Android and CLI
Yesterday our training involved Android together with the command line interface. There’s not much chat, but overall, I can say that IDEs are optional. Really, I’m considering using command line on (almost) all my development environments.
I’ve learned android over a year ago, and it was just yesterday when I learned how compilation on android works (or at least the basic level). The most important thing I’ve learned yesterday is, command line should be for beginners. But in most points, command line is perfect on all levels. In beginners’ context, they can understand how things really work. IDEs hide most key parts in building, compilation, and interpretation. And in the professional context, command line gives complete control to the developer.
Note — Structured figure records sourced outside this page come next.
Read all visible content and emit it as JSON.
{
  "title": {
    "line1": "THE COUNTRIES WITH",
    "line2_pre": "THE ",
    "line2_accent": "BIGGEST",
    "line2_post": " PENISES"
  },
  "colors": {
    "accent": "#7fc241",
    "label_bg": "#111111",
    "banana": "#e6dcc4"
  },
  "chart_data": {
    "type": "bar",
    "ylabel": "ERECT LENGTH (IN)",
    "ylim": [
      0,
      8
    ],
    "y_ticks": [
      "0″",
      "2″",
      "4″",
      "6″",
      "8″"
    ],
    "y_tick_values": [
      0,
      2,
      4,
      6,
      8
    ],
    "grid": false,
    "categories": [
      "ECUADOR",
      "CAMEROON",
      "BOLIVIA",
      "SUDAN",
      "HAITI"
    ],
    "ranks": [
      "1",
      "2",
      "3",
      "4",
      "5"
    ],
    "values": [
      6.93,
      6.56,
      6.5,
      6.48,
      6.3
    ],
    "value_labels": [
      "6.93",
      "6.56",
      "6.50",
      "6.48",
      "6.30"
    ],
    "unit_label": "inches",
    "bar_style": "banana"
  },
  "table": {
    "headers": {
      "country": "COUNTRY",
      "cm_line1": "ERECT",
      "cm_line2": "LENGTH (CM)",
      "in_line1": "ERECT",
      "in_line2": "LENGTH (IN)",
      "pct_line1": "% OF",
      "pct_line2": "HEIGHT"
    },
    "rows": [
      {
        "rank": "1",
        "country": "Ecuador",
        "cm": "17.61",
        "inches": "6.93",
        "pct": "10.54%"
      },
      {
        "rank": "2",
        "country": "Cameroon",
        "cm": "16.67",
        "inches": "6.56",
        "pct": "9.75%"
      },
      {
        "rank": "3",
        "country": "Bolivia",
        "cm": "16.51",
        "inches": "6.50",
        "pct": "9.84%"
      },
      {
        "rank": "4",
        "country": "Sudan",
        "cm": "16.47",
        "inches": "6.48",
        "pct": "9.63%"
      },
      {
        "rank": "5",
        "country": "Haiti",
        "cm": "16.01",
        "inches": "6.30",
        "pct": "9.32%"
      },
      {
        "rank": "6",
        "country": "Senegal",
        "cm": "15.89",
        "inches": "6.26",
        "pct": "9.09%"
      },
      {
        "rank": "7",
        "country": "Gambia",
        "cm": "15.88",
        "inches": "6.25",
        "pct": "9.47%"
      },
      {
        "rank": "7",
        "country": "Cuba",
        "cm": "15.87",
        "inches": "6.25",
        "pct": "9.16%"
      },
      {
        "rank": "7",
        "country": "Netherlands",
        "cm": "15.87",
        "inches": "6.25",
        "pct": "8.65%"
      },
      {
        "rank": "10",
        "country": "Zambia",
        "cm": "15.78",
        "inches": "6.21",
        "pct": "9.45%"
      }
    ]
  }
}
Thing is, it just sank into my brains.
Surely when a developer gets used to IDEs, he/she will be dependent on auto-complete, intellisense, error highlights, auto-debugs, etc. And when you take away those tools (hence IDEs) from that developer, without behind-the-scenes knowledge, he/she will be useless.
– Markku (Our finnish training instructor)
That’s all for this rant about IDEs and CLI. For my parting, here’s the script I wrote yesterday for CLI android building. (Credit goes to the training about Linux and scripting last week)
#!/bin/sh
# Version: 051613001
# This is used for debugging APKs. This command should be ran in the root directory of the project
# The name of the apk file is < ProjectName >-debug.apk and inside the bin directory
# Firstly, run ant debug
ant debug
# Get the project name and instantiate the apk file path
pname=$( pwd | awk -F/ '{ print $NF }' )
apk=bin/$pname-debug.apk
# Get the package name from AndroidManifest.xml
pack=$( cat AndroidManifest.xml | grep package | awk -F\" '{ print $2 }' )
# Get the first occurrence of the Activity
act=$( cat AndroidManifest.xml | grep 'activity android:name' | awk -F\" '{ print $2 }' | head -1 )
# Make sure the execution was successful first
if [ $? -eq 0 ]; then
# Check for the APK in bin directory
if [ -f $apk ]; then
# If found, install the file
adb -d install -r $apk
# Run the apk inside the application
adb shell am start -n $pack/$pack.$act
# Filter logcat to show the App's logs
adb logcat ActivityManager:I $pname:D *:S
else
echo "[ERR] "APK $apk does not exist. > /dev/stderr
fi
fi
For today, we’ll deal with bloody Objective-C.